Last week we overhauled the UI on No More 404s. The CTR (blue) is the same, but all of a sudden users started clicking the dismiss button like crazy.
src: https://pageshot.net/VkLqEdKPpeG8Z4Sb/sql.telemetry.mozilla.org

The data from No More 404s references a different cohort of users (experiment enablers) than our non-experiments but, it seems to suggest that people see even relatively subtle notification UI. So we’ll need to do more digging to find out why the CTR on this notification is so low. Fortunately, we’re planning some pretty extensive user research this winter to help us better understand our users mental models about Test Pilot, so that should help us get some insight.

Now (adjusts black turtleneck) there is one more thing.

We put a survey link on Test Pilot that shows up for non-experimenters. We don’t have a ton of results yet, but we’re seeing a few interesting things already. These people aren’t leavers they’ve just never had an experiment installed.

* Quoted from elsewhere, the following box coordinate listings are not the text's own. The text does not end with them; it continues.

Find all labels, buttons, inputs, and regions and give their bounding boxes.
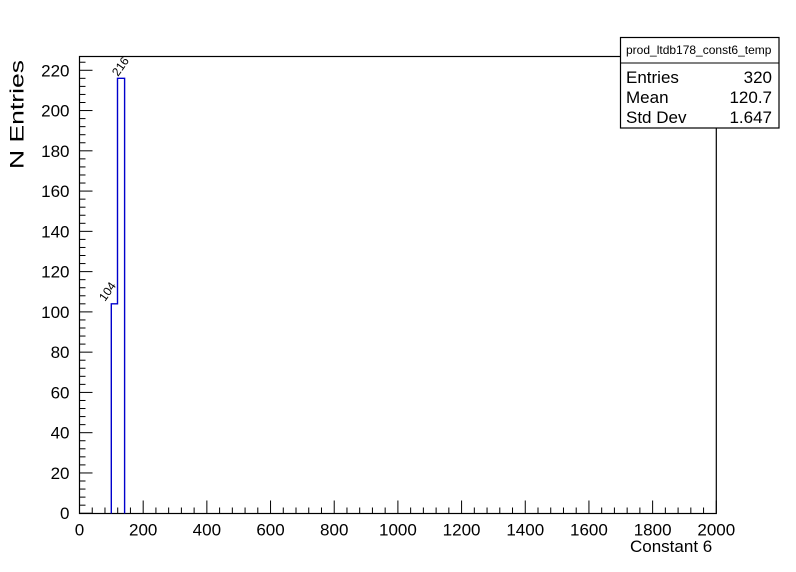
svg-text:Std Dev: Std Dev xyxy=(626,108,687,127)
svg-text:140: 140 xyxy=(41,222,69,241)
svg-text:60: 60 xyxy=(51,383,70,402)
svg-text:120: 120 xyxy=(41,263,69,282)
svg-text:600: 600 xyxy=(256,521,284,540)
svg-text:0: 0 xyxy=(60,504,69,523)
svg-text:1000: 1000 xyxy=(379,521,417,540)
svg-text:100: 100 xyxy=(41,303,69,322)
svg-text:1400: 1400 xyxy=(506,521,544,540)
svg-text:800: 800 xyxy=(320,521,348,540)
svg-text:200: 200 xyxy=(129,521,157,540)
svg-text:216: 216 xyxy=(109,54,132,79)
svg-text:400: 400 xyxy=(193,521,221,540)
svg-text:1.647: 1.647 xyxy=(729,108,772,127)
svg-text:320: 320 xyxy=(744,68,772,87)
svg-text:prod_ltdb178_const6_temp: prod_ltdb178_const6_temp xyxy=(626,43,772,57)
svg-text:160: 160 xyxy=(41,182,69,201)
svg-text:104: 104 xyxy=(96,279,119,304)
svg-text:200: 200 xyxy=(41,102,69,121)
svg-text:80: 80 xyxy=(51,343,70,362)
svg-text:1200: 1200 xyxy=(443,521,481,540)
svg-text:Entries: Entries xyxy=(626,68,679,87)
svg-text:20: 20 xyxy=(51,464,70,483)
svg-text:180: 180 xyxy=(41,142,69,161)
svg-text:120.7: 120.7 xyxy=(729,88,772,107)
svg-text:1600: 1600 xyxy=(570,521,608,540)
svg-text:Constant 6: Constant 6 xyxy=(630,537,712,556)
svg-text:220: 220 xyxy=(41,61,69,80)
svg-text:40: 40 xyxy=(51,424,70,443)
svg-text:Mean: Mean xyxy=(626,88,669,107)
svg-text:0: 0 xyxy=(75,521,84,540)
svg-text:N Entries: N Entries xyxy=(8,60,29,169)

src: https://pageshot.net/vxdE0fO4uY7AOnje/app.surveygizmo.com
Other experiments don’t even show up.

It’s also worth noting that when we ask people why they aren’t experimenting, the answers are mostly of the “I don’t know what Test Pilot is” variety. I’m not totally surprised by this but it’s a good reminder of the gap between developer/designer intent and user understanding. As I mentioned above, we’re working to do some in depth qualitative UR to better understand (among other things) the technical literacy of the Test Pilot user base.